Building on a career in school counseling, Jennifer Bouckaert joins City Connects

When Jennifer Bouckaert began her career in the public schools of Southbridge, Mass., as a school adjustment counselor, she saw that the schools and the students were overwhelmed.

“Students were struggling behaviorally. There weren’t a lot of structures or systems in place to support them. We didn’t have preventative or proactive procedures,” she recalls.

“We were firefighting. We weren’t problem-solving and getting kids what they needed.”

 In 2016, Southbridge’s public schools were taken over by officials from the Massachusetts Department of Elementary and Secondary Education, who put the school system into receivership, citing years of “persistently low student performance” as well as the fact that “Since 2011, seven individuals have served as superintendent, and there has been a similar level of turnover in other leadership positions in the district.”

Massachusetts, the Department said, had provided years of assistance and resources to Southbridge, “but the district-led efforts did not improve student performance significantly.”

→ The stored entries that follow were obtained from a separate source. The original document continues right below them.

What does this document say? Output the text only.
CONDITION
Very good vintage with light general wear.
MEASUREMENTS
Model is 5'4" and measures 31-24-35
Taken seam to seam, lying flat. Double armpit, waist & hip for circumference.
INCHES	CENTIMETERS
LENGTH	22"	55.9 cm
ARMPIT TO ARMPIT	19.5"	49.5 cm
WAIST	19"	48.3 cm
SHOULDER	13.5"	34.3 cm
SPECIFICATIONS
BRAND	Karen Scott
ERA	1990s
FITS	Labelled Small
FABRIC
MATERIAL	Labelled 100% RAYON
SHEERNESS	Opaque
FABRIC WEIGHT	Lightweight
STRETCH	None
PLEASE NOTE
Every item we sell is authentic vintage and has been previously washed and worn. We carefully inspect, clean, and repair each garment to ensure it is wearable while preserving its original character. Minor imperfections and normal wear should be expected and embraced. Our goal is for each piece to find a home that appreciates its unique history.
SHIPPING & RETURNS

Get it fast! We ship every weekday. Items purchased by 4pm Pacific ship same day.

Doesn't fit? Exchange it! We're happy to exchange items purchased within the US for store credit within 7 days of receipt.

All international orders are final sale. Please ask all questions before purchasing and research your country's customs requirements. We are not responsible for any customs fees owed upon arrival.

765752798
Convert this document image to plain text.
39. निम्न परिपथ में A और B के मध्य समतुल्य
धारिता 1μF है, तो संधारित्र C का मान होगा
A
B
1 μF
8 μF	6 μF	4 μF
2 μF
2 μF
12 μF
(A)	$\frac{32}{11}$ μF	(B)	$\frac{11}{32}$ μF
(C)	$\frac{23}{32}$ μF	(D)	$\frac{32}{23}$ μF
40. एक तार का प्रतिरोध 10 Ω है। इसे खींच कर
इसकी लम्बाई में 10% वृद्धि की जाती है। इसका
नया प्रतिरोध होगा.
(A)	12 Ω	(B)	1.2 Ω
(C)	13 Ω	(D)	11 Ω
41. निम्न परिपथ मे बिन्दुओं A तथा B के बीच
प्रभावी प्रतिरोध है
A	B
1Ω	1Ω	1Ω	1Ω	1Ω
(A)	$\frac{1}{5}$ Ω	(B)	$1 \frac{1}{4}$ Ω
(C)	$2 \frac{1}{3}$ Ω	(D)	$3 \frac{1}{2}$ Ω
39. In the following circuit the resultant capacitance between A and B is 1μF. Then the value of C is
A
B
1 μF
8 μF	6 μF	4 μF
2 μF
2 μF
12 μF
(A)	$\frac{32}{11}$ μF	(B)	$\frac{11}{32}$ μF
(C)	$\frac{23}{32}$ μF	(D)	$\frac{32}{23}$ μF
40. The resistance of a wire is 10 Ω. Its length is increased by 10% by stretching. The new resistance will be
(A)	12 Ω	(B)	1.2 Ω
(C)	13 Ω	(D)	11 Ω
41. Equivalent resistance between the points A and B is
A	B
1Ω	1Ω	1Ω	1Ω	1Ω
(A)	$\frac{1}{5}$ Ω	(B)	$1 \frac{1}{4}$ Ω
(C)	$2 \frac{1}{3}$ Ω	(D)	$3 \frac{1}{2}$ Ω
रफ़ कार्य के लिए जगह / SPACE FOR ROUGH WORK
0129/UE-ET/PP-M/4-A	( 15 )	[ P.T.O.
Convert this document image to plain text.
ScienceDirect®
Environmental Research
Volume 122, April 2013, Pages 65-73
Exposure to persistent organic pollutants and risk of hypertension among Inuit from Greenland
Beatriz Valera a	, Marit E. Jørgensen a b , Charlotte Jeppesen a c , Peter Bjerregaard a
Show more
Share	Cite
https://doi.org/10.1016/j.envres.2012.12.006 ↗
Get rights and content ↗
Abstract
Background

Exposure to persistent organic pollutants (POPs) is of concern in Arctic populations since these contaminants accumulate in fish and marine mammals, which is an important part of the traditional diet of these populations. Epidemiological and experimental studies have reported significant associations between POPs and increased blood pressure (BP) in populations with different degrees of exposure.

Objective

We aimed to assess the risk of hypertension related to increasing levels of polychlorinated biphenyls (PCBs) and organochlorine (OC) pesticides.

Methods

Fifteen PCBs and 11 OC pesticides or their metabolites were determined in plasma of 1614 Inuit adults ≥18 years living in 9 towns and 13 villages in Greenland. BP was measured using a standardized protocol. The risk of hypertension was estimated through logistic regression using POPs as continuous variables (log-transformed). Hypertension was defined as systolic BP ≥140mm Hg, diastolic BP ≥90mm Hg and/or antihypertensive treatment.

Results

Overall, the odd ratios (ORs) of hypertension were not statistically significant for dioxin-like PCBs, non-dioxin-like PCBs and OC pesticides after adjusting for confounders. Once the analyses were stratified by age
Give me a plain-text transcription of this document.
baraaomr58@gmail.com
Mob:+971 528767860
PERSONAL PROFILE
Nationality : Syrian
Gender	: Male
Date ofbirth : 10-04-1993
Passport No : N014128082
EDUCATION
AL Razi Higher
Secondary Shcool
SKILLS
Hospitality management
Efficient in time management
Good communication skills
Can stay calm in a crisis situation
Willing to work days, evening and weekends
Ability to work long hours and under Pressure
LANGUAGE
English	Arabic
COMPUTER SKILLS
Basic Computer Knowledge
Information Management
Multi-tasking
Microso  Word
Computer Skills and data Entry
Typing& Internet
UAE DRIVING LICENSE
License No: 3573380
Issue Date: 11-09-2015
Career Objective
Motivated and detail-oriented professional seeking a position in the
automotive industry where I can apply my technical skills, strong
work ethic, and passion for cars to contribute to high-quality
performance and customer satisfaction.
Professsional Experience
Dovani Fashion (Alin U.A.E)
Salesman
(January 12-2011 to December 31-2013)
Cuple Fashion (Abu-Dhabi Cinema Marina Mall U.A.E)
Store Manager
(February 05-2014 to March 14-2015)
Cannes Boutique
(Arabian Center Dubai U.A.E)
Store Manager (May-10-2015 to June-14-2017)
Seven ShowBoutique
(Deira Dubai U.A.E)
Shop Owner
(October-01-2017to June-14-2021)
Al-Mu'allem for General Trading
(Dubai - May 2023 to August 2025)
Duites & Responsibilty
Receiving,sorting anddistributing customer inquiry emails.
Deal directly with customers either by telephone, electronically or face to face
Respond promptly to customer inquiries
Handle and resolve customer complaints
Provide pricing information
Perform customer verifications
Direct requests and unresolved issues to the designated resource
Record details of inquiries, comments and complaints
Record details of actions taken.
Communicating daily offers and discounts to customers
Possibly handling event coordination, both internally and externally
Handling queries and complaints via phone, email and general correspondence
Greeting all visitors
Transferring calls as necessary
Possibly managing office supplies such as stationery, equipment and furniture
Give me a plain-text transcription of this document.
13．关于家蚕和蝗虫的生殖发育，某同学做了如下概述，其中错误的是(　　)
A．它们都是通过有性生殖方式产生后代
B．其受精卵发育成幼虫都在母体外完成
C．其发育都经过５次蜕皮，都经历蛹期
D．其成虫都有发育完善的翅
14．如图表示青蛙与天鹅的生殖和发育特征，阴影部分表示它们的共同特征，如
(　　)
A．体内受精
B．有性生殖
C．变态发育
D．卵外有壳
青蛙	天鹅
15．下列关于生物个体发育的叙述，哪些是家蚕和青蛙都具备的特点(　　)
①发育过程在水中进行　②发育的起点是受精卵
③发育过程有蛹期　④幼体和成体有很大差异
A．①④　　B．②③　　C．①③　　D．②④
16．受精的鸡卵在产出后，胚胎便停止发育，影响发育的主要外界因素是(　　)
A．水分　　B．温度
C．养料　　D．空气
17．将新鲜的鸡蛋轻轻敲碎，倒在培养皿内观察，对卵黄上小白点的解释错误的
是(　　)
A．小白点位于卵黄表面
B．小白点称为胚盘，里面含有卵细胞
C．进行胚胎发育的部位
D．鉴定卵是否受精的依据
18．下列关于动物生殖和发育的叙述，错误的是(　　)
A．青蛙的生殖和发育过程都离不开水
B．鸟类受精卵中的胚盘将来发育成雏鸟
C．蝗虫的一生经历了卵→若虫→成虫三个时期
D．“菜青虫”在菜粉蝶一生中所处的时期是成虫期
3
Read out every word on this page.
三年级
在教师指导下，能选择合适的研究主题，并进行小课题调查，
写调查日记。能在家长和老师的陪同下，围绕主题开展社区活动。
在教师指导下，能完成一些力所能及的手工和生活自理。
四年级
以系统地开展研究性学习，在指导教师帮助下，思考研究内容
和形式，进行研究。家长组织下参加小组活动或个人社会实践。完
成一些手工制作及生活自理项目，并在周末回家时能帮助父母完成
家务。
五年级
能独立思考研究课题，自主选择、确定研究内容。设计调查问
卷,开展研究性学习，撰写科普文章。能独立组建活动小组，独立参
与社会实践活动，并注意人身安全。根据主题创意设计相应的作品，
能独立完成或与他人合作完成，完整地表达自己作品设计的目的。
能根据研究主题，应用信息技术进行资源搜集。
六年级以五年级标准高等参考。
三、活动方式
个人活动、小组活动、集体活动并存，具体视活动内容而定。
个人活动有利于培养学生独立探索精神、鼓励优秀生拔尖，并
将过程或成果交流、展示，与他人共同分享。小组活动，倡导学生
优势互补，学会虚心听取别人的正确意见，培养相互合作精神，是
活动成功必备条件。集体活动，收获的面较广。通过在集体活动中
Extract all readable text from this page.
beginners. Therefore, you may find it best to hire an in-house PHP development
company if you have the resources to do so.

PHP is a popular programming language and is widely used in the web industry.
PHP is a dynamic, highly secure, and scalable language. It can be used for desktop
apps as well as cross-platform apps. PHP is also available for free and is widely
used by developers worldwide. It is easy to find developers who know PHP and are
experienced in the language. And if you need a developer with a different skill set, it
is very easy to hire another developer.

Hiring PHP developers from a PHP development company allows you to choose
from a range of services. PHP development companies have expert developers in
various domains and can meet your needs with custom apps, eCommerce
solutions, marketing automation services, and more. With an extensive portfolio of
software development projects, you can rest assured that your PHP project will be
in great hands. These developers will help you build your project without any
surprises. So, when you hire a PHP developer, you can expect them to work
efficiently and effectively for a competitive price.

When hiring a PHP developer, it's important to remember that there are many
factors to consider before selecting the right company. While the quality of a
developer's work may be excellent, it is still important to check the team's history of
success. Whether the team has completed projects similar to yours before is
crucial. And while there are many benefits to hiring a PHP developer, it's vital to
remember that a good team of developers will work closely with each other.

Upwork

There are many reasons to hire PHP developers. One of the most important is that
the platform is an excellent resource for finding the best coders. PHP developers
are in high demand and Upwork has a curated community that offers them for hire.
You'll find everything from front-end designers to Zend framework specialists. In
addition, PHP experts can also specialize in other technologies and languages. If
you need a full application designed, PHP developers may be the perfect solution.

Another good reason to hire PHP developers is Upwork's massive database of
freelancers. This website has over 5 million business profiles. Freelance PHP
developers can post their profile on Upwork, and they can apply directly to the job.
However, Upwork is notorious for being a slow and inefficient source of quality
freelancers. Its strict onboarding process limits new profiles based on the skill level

Bouckaert worked with her Southbridge schools colleagues to build new systems and structures. They partnered with the Center for Behavioral Education and Research to implement the Positive Behavior Interventions and Supports program or PBIS.

“The goal was to help build the capacity of the teachers and school staff to create an environment where all students would thrive. We developed a system of positive acknowledgement where students were praised for what they did well and retaught expectations when necessary. This was the beginning of creating a positive, proactive climate and culture.” 

When the pandemic arrived, Southbridge was hit hard. As they did in many districts, many children and families struggled to meet basic needs, and schools shifted gears to make remote learning accessible. Unfortunately, many students disengaged from school and achievement gaps grew. 

“I absolutely love coaching schools, it’s one of my favorite things to do. I love when we’re working on doing the practice together, and then all the sudden I see the lightbulb go off for the educators I’m working with.”

– Jennifer Bouckaert

In September of 2021, Southbridge began implementing City Connects, and Bouckaert became a City Connects Program Manager.

“Given my school counselor background and my responsibility directing the PBIS initiative in my district, it just made sense that I would be the program manager and facilitate City Connects. I knew the systems and structures in the schools. I had relationships with the principals. It fit perfectly.”

It fit so perfectly, in fact, that after six months Bouckaert joined City Connects as our Senior Manager of Learning and Development. The heart of her work is teaching City Connects’ practices and principles to our coordinators and program managers as well as to outside educators who enroll in our professional development programs.

“I recently finished creating a social-emotional wellbeing module for our coordinators,” Bouckaert explains. “The idea for it came from feedback we received from both coordinators and program managers in the field who said there has been so much heightened concern about students’ mental health.

“We’ve seen such a rise in referrals for individualized counseling that there aren’t enough clinicians to meet the need. So we brought coordinators together to brainstorm about different ideas for services for students who are struggling. 

“There can be pressure to immediately refer students for counseling, but that’s not always appropriate and it’s not always available, so we wanted to strengthen coordinators’ abilities to identify options for students and identify areas where they want to create more interventions. We created a reference chart to help coordinators better understand the context, duration and severity of students’ needs, and we created case studies so they could practice using the chart.”

“If a student does need individualized counseling, but they end up on a waitlist for six weeks, we want coordinators to be able to provide other kinds of support right away.”

Bouckaert also works with the Systemic Student Support (S3) Academy, a Massachusetts Department of Elementary and Secondary Education Program run by the Rennie Center and the Mary E. Walsh Center for Thriving Children that invites schools to dive into the work of providing integrated student support.

“In the academy, we’re encouraging schools to talk about all their students holistically through the four domains of academic social, emotional, behavioral, health and family, and then also talking about their needs and their strengths, really thinking about the assets that students bring.”

Bouckaert sees herself as something of a rocket booster, helping until she’s no longer needed.

“I absolutely love coaching schools, it’s one of my favorite things to do. I love when we’re working on doing the practice together, and then all the sudden I see the lightbulb go off for the educators I’m working with. I just had a school, email me and say, Hey, we’re ready to do this on our own. And that’s my goal to help schools grasp these ideas and run with them.”

Next for Bouckaert is more outreach and more work.

“My hope is to provide all schools with access to this model of integrated student support.”